- Interactive map of the Bently Nob Hill area
- Alternative names: 1360 Jones Street

General information
- Type: Residential Apartments
- Architectural style: Art Deco
- Location: Nob Hill, San Francisco, 1360 Jones Street, San Francisco, California, United States
- Coordinates: 37°47′38.73″N 122°24′52.20″W﻿ / ﻿37.7940917°N 122.4145000°W
- Elevation: 125 ft
- Current tenants: Residential
- Renovated: 2005
- Owner: Bently Holdings
- Landlord: Bently Holdings

Technical details
- Floor count: 10
- Floor area: 32,000 sq ft

Design and construction
- Architect: William E. Schirmer

Website
- http://bentlynobhill.com/index.php

= Bently Nob Hill =

The Bently Nob Hill is an apartment building situated on the highest point of the Nob Hill, San Francisco neighborhood.

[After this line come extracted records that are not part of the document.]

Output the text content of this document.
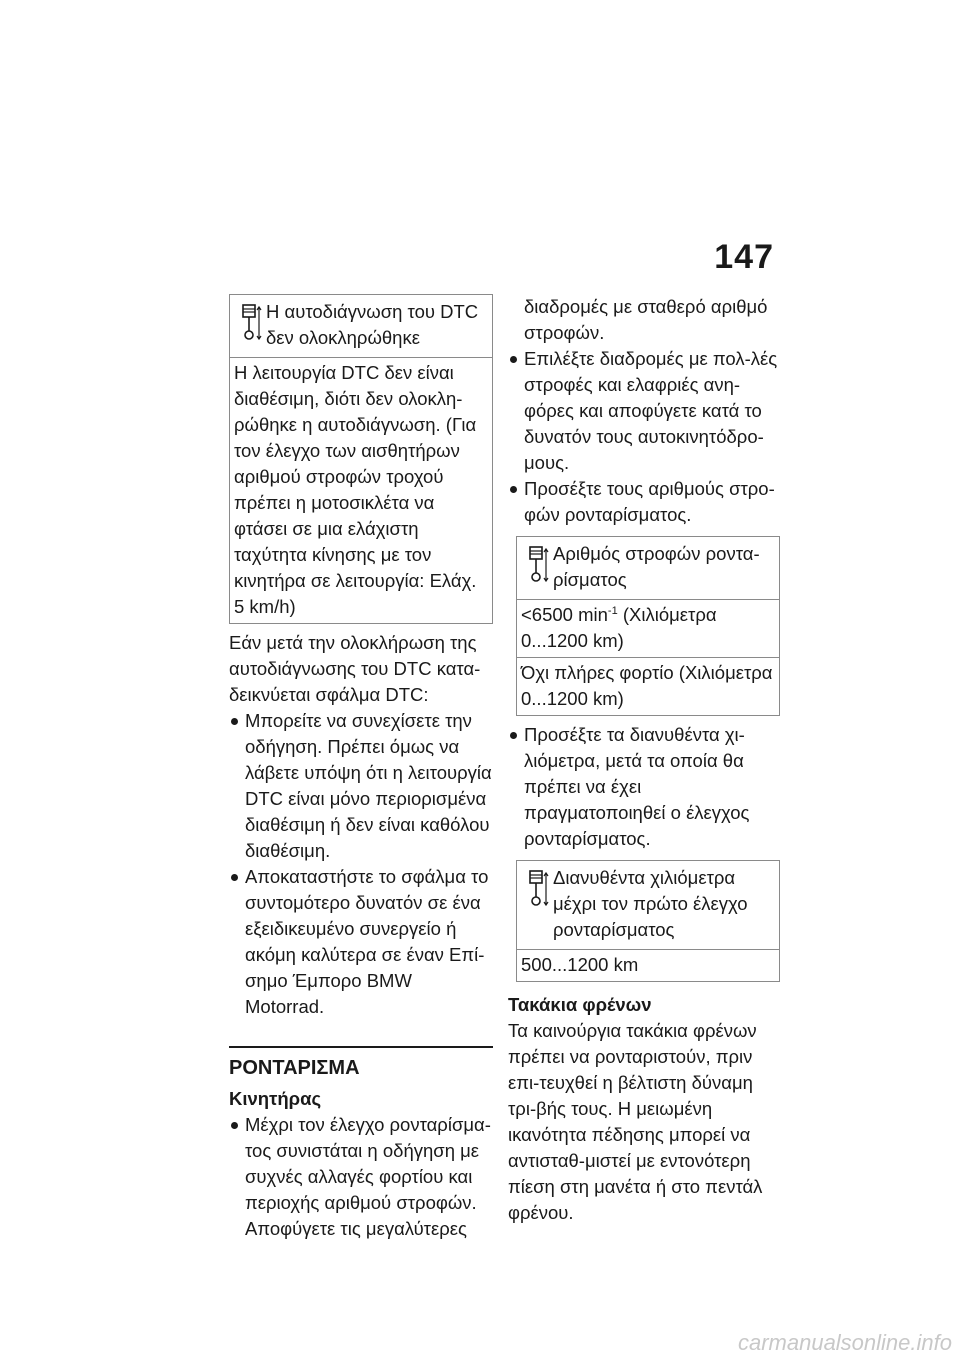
147
Η αυτοδιάγνωση του DTC δεν ολοκληρώθηκε
Η λειτουργία DTC δεν είναι διαθέσιμη, διότι δεν ολοκλη-ρώθηκε η αυτοδιάγνωση. (Για τον έλεγχο των αισθητήρων αριθμού στροφών τροχού πρέπει η μοτοσικλέτα να φτάσει σε μια ελάχιστη ταχύτητα κίνησης με τον κινητήρα σε λειτουργία: Ελάχ. 5 km/h)

Εάν μετά την ολοκλήρωση της αυτοδιάγνωσης του DTC κατα-δεικνύεται σφάλμα DTC:

Μπορείτε να συνεχίσετε την οδήγηση. Πρέπει όμως να λάβετε υπόψη ότι η λειτουργία DTC είναι μόνο περιορισμένα διαθέσιμη ή δεν είναι καθόλου διαθέσιμη.
Αποκαταστήστε το σφάλμα το συντομότερο δυνατόν σε ένα εξειδικευμένο συνεργείο ή ακόμη καλύτερα σε έναν Επί-σημο Έμπορο BMW Motorrad.
ΡΟΝΤΑΡΙΣΜΑ
Κινητήρας
Μέχρι τον έλεγχο ρονταρίσμα-τος συνιστάται η οδήγηση με συχνές αλλαγές φορτίου και περιοχής αριθμού στροφών. Αποφύγετε τις μεγαλύτερες

διαδρομές με σταθερό αριθμό στροφών.

Επιλέξτε διαδρομές με πολ-λές στροφές και ελαφριές ανη-φόρες και αποφύγετε κατά το δυνατόν τους αυτοκινητόδρο-μους.
Προσέξτε τους αριθμούς στρο-φών ρονταρίσματος.
Αριθμός στροφών ροντα-ρίσματος
<6500 $\min^{-1} (X\iota\lambda\iota ό\mu\varepsilon\tau\rho\alpha$ 0...1200 km)
Όχι πλήρες φορτίο (Χιλιόμετρα 0...1200 km)
Προσέξτε τα διανυθέντα χι-λιόμετρα, μετά τα οποία θα πρέπει να έχει πραγματοποιηθεί ο έλεγχος ρονταρίσματος.
Διανυθέντα χιλιόμετρα μέχρι τον πρώτο έλεγχο ρονταρίσματος
500...1200 km
Τακάκια φρένων

Τα καινούργια τακάκια φρένων πρέπει να ρονταριστούν, πριν επι-τευχθεί η βέλτιστη δύναμη τρι-βής τους. Η μειωμένη ικανότητα πέδησης μπορεί να αντισταθ-μιστεί με εντονότερη πίεση στη μανέτα ή στο πεντάλ φρένου.

carmanualsonline.info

The tower was designed by residential architect William E. Schirmer in 1924; it was inspired by Spanish and Moorish architecture and built in the Art deco architectural style of the 1920s. The structure's slender water tower pavilion is directly modeled after the Royal Palace in Marrakesh.

The building is a San Francisco landmark and one of the most prominent in the Nob Hill neighborhood.

Bently Nob Hill is 10 stories high and contains 32000 sqft of one and two bedroom apartments.